Gilead Sciences, Inc. and Galapagos NV today announced detailed results from the Phase 3 FINCH 2 clinical trial of filgotinib, an investigational, selective JAK1 inhibitor, in adults with moderately-to-severely active rheumatoid arthritis and prior inadequate response or intolerance to biologic agents. The data, which are being presented as a late-breaking poster at the 2018 American College of Rheumatology/Association of Rheumatology Health Professionals (ACR/ARHP) Annual Meeting in Chicago, suggest filgotinib has a potential role in addressing important unmet needs in the treatment of rheumatoid arthritis.
Positive efficacy data from FINCH 2 were previously announced in September 2018. The data show statistically significant improvements in the proportion of patients achieving a range of clinical efficacy endpoints, including the proportion of patients achieving American College of Rheumatology 20 percent (ACR20, primary endpoint), 50 percent (ACR50) and 70 percent (ACR70) responses, low disease activity (defined as DAS28(CRP) ≤ 3.2) and clinical remission (defined as DAS28(CRP) < 2.6) at Weeks 12 and 24.
Additional FINCH 2 data to be presented include positive results across several patient-reported health-related quality of life measures. Patients receiving filgotinib 100mg or 200mg once-daily experienced greater reduction in the Health Assessment Questionnaire Disability Index (HAQ-DI) at Week 12 compared with those receiving placebo (-0.46 and -0.50 vs -0.19; both p<0.001). Patients receiving filgotinib 100mg or 200mg also experienced greater improvements on the Short-Form Health Survey (SF-36) Physical Component Score (PCS) at Week 12 (7.6 and 8.4 vs 4.2; both p<0.001) and on the Functional Assessment of Chronic Illness Therapy-Fatigue Scale (FACIT-Fatigue) at Week 12 (8.4 and 10.2 vs 5.2; p=0.007 and p<0.001) compared with patients receiving placebo.
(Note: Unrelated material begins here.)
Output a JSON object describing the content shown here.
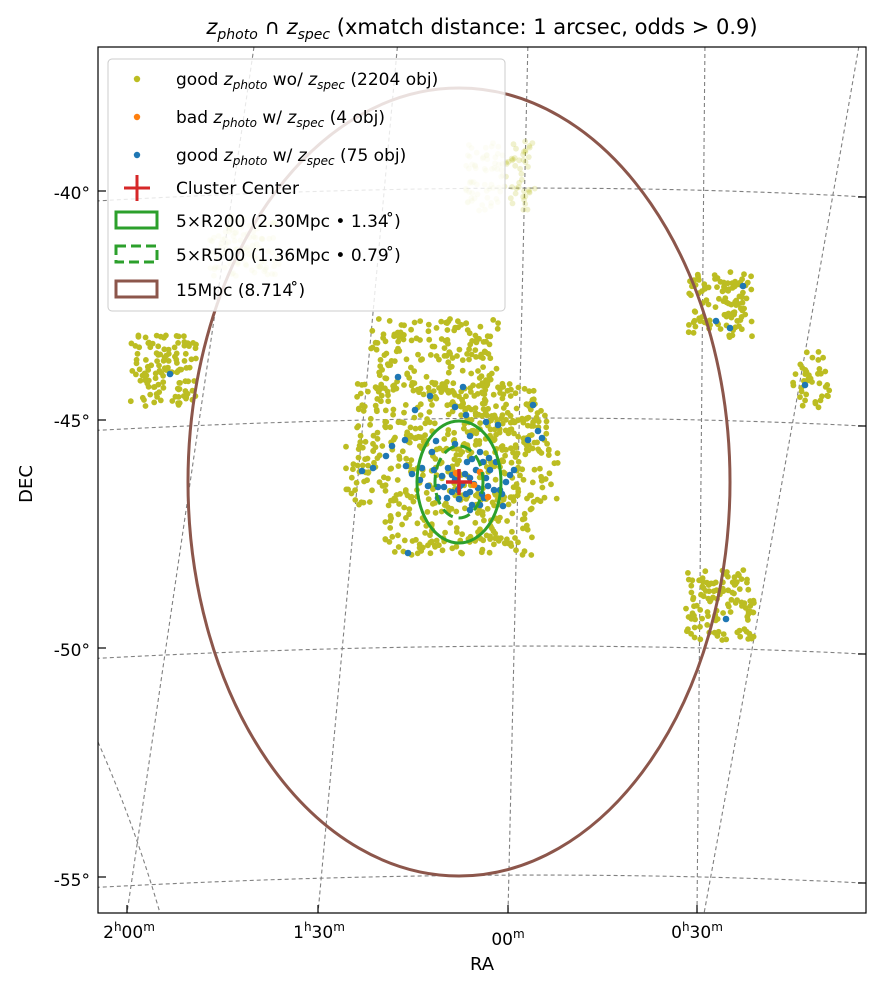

Filgotinib demonstrated a safety profile consistent with earlier clinical trials. Rates of serious treatment-emergent adverse events were similar for the filgotinib 100mg, 200mg and placebo groups (5.2 percent, 4.1 percent and 3.4 percent, respectively). The proportion of patients who discontinued study drug due to treatment-emergent adverse events was also similar across groups. Serious infections occurred at similar rates across the three study arms (2.0 percent, 0.7 percent and 1.4 percent, respectively). A total of four cases of uncomplicated Herpes zoster occurred in the filgotinib arms, and one non-serious case of retinal vein occlusion was reported in the filgotinib 200 mg group. Two major adverse cardiovascular events were reported, one in the filgotinib 100mg group and one in the placebo group. No deaths occurred during the study.
"Inflammatory diseases are an important area of focus for Gilead's research and development and filgotinib is a cornerstone of this work," said John McHutchison, AO, MD, Chief Scientific Officer and Head of Research and Development, Gilead Sciences. "The results of FINCH 2 add further support to the potential role of filgotinib in treating patients with rheumatoid arthritis."
"For many people living with rheumatoid arthritis, the effects of pain, inflammation and fatigue can take a serious toll in their everyday lives. We are encouraged by these data, which suggest filgotinib can improve symptoms of rheumatoid arthritis in patients who have not responded to prior biologic treatment and who need new therapies that are safe and effective," said Dr. Walid Abi-Saab, Chief Medical Officer at Galapagos. "We are committed to developing filgotinib to address the unmet needs of these patients."
Filgotinib is an investigational compound and is not approved anywhere globally. Its efficacy and safety have not been established. For information about the clinical trials with filgotinib: www.clinicaltrials.gov.